Is it true that each of \(X_1\),\(X_2\),\(X_3\) are individually univariate normal given that \(X\) is multivariate normal? Give reasoning on why or why not. [40 pts]
Proof taken from: https://www.youtube.com/watch?v=YgExEVji7xs&t=1057s
Let us recall the formula for PDF of Univariate Gaussian is
\[\frac{1}{(2\pi\sigma^2)^{1/2}}e^{-0.5*(\frac{x-\mu}{\sigma})^2}\]
We will see from the multiplication of univariate normal distirbution pdf’s how we can approximate the multivariate normal distribution for 3 variables, whose formula is :
\[\frac{1}{(2\pi)^{3/2}(|\sum|)^{1/2}}e^{-0.5*({x-\mu})^{T}\sum^{-1}(x-\mu)}\]
And this will prove that a mvn pdf is composed of individual normal distribution pdf’s.
Let’s start out by joining 2 independent univariate normald distribution pdf’s:
\(f(x_1,x_2) = f(x1)*f(x2)\)
\[f(x_1,x_2) = \frac{1}{(2\pi\sigma^2)^{1/2}}e^{-0.5*(\frac{x-\mu}{\sigma})^2} * \frac{1}{(2\pi\sigma^2)^{1/2}}e^{-0.5*(\frac{x-\mu}{\sigma})^2} \]

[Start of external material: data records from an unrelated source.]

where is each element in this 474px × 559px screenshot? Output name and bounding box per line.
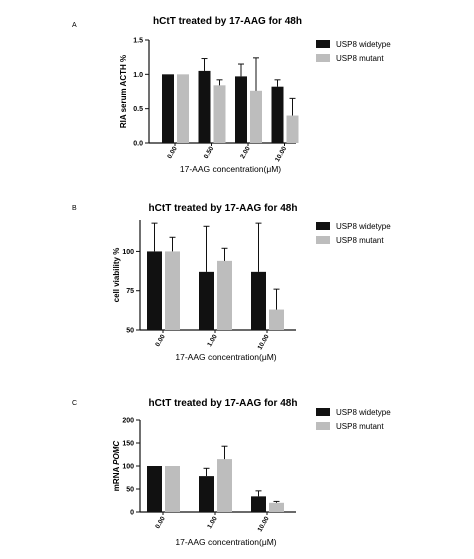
bar-mutant-0 bbox=[177, 74, 189, 143]
y-axis-label: RIA serum ACTH % bbox=[119, 55, 128, 128]
panel-letter: A bbox=[72, 22, 77, 29]
bar-mutant-2 bbox=[269, 309, 284, 330]
y-tick-label: 200 bbox=[122, 418, 134, 425]
bar-widetype-0 bbox=[162, 74, 174, 143]
legend-label: USP8 widetype bbox=[336, 40, 391, 49]
bar-mutant-2 bbox=[269, 502, 284, 512]
bar-widetype-0 bbox=[147, 466, 162, 512]
bar-mutant-1 bbox=[213, 85, 226, 143]
x-axis-label: 17-AAG concentration(μM) bbox=[175, 352, 276, 362]
bar-mutant-1 bbox=[217, 459, 232, 512]
y-axis-label-main: mRNA bbox=[112, 465, 121, 491]
y-tick-label: 1.0 bbox=[133, 72, 143, 79]
chart-title: hCtT treated by 17-AAG for 48h bbox=[149, 398, 298, 409]
bar-widetype-2 bbox=[251, 496, 266, 512]
y-tick-label: 100 bbox=[122, 249, 134, 256]
legend-swatch-widetype bbox=[316, 408, 330, 416]
bar-mutant-2 bbox=[250, 90, 262, 143]
legend-swatch-mutant bbox=[316, 422, 330, 430]
legend-label: USP8 widetype bbox=[336, 408, 391, 417]
bar-widetype-2 bbox=[251, 271, 266, 330]
legend-label: USP8 mutant bbox=[336, 422, 384, 431]
bar-widetype-3 bbox=[271, 86, 284, 143]
y-tick-label: 0.5 bbox=[133, 106, 143, 113]
legend-swatch-widetype bbox=[316, 222, 330, 230]
legend-label: USP8 mutant bbox=[336, 54, 384, 63]
bar-widetype-1 bbox=[198, 70, 211, 143]
y-tick-label: 100 bbox=[122, 464, 134, 471]
y-axis-label-gene: POMC bbox=[112, 441, 121, 465]
y-tick-label: 75 bbox=[126, 288, 134, 295]
y-tick-label: 50 bbox=[126, 328, 134, 335]
x-axis-label: 17-AAG concentration(μM) bbox=[175, 537, 276, 547]
y-tick-label: 1.5 bbox=[133, 38, 143, 45]
bar-mutant-0 bbox=[165, 466, 180, 512]
x-axis-label: 17-AAG concentration(μM) bbox=[180, 164, 281, 174]
bar-mutant-3 bbox=[286, 115, 299, 143]
bar-widetype-0 bbox=[147, 251, 162, 330]
bar-widetype-1 bbox=[199, 271, 214, 330]
legend-swatch-mutant bbox=[316, 54, 330, 62]
bar-widetype-2 bbox=[235, 76, 247, 143]
panel-letter: C bbox=[72, 400, 77, 407]
legend-label: USP8 mutant bbox=[336, 236, 384, 245]
legend-swatch-mutant bbox=[316, 236, 330, 244]
y-axis-label: cell viability % bbox=[112, 248, 121, 303]
legend-swatch-widetype bbox=[316, 40, 330, 48]
bar-widetype-1 bbox=[199, 476, 214, 512]
y-tick-label: 0.0 bbox=[133, 141, 143, 148]
panel-letter: B bbox=[72, 205, 77, 212]
y-tick-label: 0 bbox=[130, 510, 134, 517]
y-tick-label: 50 bbox=[126, 487, 134, 494]
bar-mutant-0 bbox=[165, 251, 180, 330]
chart-title: hCtT treated by 17-AAG for 48h bbox=[153, 16, 302, 27]
chart-title: hCtT treated by 17-AAG for 48h bbox=[149, 203, 298, 214]
y-tick-label: 150 bbox=[122, 441, 134, 448]
bar-mutant-1 bbox=[217, 260, 232, 330]
legend-label: USP8 widetype bbox=[336, 222, 391, 231]
y-axis-label: mRNA POMC bbox=[112, 441, 121, 492]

We can notice that anything to the left of the exponent is static, let’s explore the result of that multiplication first:
\[\frac{1}{(2\pi)^{2/2}(\sigma_1^2\sigma_2^2)^{1/2}}\]
then the exponent part:
\[e^{-0.5[(\frac{x_1-\mu_1}{\sigma_1})^2+(\frac{x_2-\mu_2}{\sigma_2})^2]}\]
now, we know that the determinant of the covariance matrix of \(f(x_1,x_2)\) is:
\[|\sum|=\begin{equation*} \mathbf{}|\left[\begin{matrix} \sigma_{11} & \sigma_{12} \\ \sigma_{21} & \sigma_{22} \end{matrix}\right] \end{equation*}| \]
Now, we know they are independent, therefor \(\sigma_{12}=0\) So, the determinant is :
\(|\sum|= \sigma_1^2\sigma_2^2 - 0\) \(|\sum|= \sigma_1^2\sigma_2^2\)
Then, the square root of the determinant, is:
\(\sqrt{|\sum|}= \sqrt{\sigma_1^2\sigma_2^2}\)
Hence, we can subsitute in our static component of our equation to be:
\[\frac{1}{(2\pi)^{2/2}\sqrt{|\sum|}}\]
from here we can also generalize that \(2\pi\) is raised to \(d/2\) where d is the different number of univariate pdf’s together, in the case of 3 univariate distributions, it would be raised to \(3/2\)
Then, we have just seen how the constant term of the mvn for 3 univariate normal pdf’s is actually derived from such distributions, leaving us with:
\[\frac{1}{(2\pi)^{3/2}(|\sum|)^{1/2}}\]
now, let’s take a look into the exponent part:
We know from the univariate pdf, the formula could as well be considered:
\[(x-\mu)(\sigma^2)^{-1}(x-\mu)\] so, that formula multivariate case and in matrix form will become:
\[(x-\mu)^T\sum^{-1}(x-\mu)\]
therefore, joining both static and exponent forms formulas, we can conclude the formula becomes:
\[\frac{1}{(2\pi)^{3/2}(|\sum|)^{1/2}}e^{-0.5*({x-\mu})^{T}\sum^{-1}(x-\mu)}\]
End of proof.